Le vieux prince s’arrêta sur cette interrogation, et nous regarda tous pour juger de l’effet de son histoire. Les femmes avaient les yeux humides et ne cachaient pas leur attendrissement Salvato Brendi fronçait le sourcil, et Marius Loubens dit le premier :

« Eh bien ! prince, votre histoire prouve qu’il y a des hommes de cœur dans tous les pays ; je persiste à dire qu’ils sont rares.

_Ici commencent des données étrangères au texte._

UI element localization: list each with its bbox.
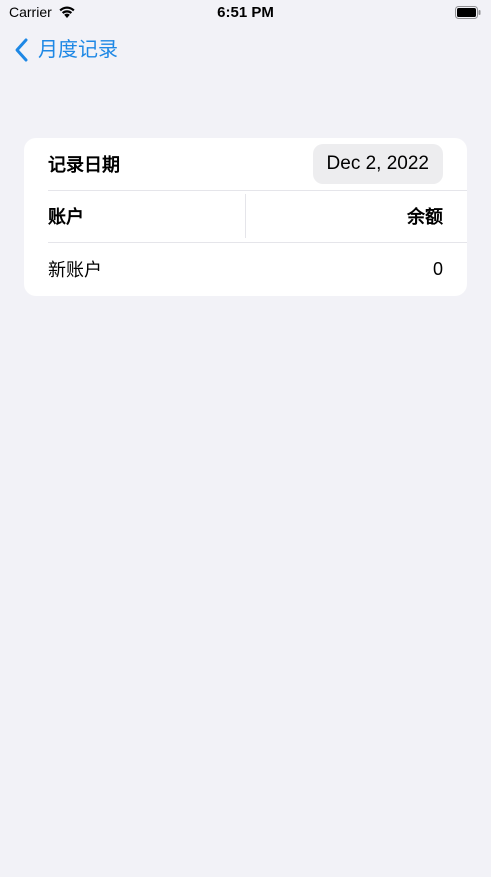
date-picker-button[interactable]: Dec 2, 2022 — [312, 144, 443, 184]
battery-icon — [455, 6, 481, 19]
date-row: 记录日期 Dec 2, 2022 — [24, 138, 467, 190]
status-time: 6:51 PM — [217, 4, 274, 21]
back-label: 月度记录 — [38, 39, 118, 61]
status-bar: Carrier 6:51 PM — [0, 0, 491, 26]
header-account: 账户 — [48, 207, 84, 227]
account-name: 新账户 — [48, 260, 102, 280]
header-balance: 余额 — [407, 207, 443, 227]
back-button[interactable]: 月度记录 — [12, 36, 118, 64]
table-row[interactable]: 新账户 0 — [24, 242, 467, 296]
screen: Carrier 6:51 PM 月度记录 记录日期 Dec 2, 2022 账户… — [0, 0, 491, 877]
column-separator — [245, 194, 246, 238]
record-card: 记录日期 Dec 2, 2022 账户 余额 新账户 0 — [24, 138, 467, 296]
account-balance: 0 — [432, 258, 443, 279]
chevron-left-icon — [12, 36, 32, 64]
date-label: 记录日期 — [48, 155, 120, 175]
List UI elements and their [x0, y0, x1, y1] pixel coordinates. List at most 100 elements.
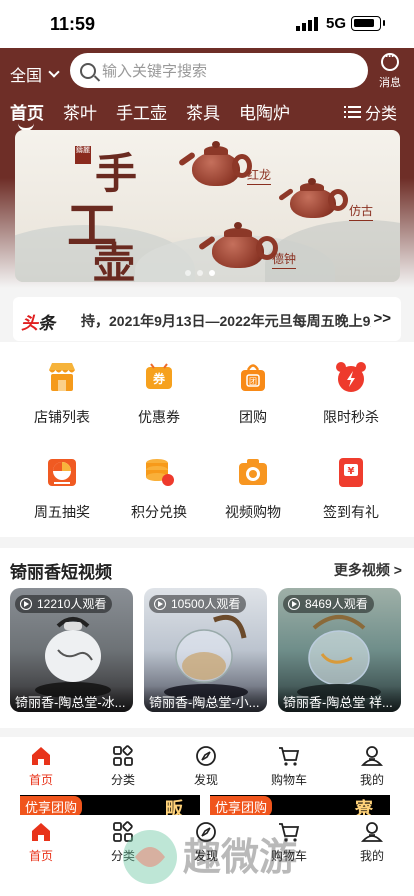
- seal-stamp: 鑄麗: [75, 146, 91, 164]
- promo-card[interactable]: 优享团购 寮: [210, 795, 390, 815]
- home-icon: [30, 745, 52, 767]
- tabbar-label: 首页: [28, 849, 53, 863]
- category-button[interactable]: 分类: [344, 100, 397, 124]
- promo-card[interactable]: 优享团购 畈: [20, 795, 200, 815]
- bottom-tab-bar: 首页 分类 发现 购物车 我的: [0, 737, 414, 795]
- network-label: 5G: [326, 15, 347, 32]
- user-icon: [360, 745, 384, 767]
- grid-item-points-exchange[interactable]: 积分兑换: [107, 455, 211, 522]
- teapot-image: [278, 178, 353, 223]
- pot-label-1: 红龙: [247, 166, 272, 185]
- svg-text:¥: ¥: [348, 466, 355, 477]
- pot-label-2: 仿古: [349, 202, 374, 221]
- teapot-image: [197, 222, 283, 272]
- tabbar-category[interactable]: 分类: [82, 745, 164, 788]
- region-selector[interactable]: 全国: [10, 62, 60, 86]
- tabbar-home[interactable]: 首页: [0, 745, 82, 788]
- grid-label: 签到有礼: [323, 504, 379, 520]
- status-bar: 11:59 5G: [0, 0, 414, 48]
- promo-text: 畈: [165, 799, 183, 815]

— Prince, dit Thérèse d’une voix émue, nous allons toutes rêver de Djuvlé.

— Mais j’y compte, » répondit le prince Svanine, qui avait repris son air sarcastique et auquel je dis, pendant que les jeunes femmes se préparaient à nous quitter :

« Pourquoi gâtez-vous vos meilleurs mouvements ? Vous avez été excellent pour le comte Laboukoff, et voilà que vous nous livrez ses secrets les plus chers ; vous jetez son cœur en pâture à six indifférents.

— Non, dit-il ; parlez pour vous et pour vos deux amis. Ces trois charmantes filles d’Eve vont raffoler de Laboukoff.

— Est-ce ce que vous avez cherché ? C’est un calcul bien misérable, et à quoi aboutira-t-il ?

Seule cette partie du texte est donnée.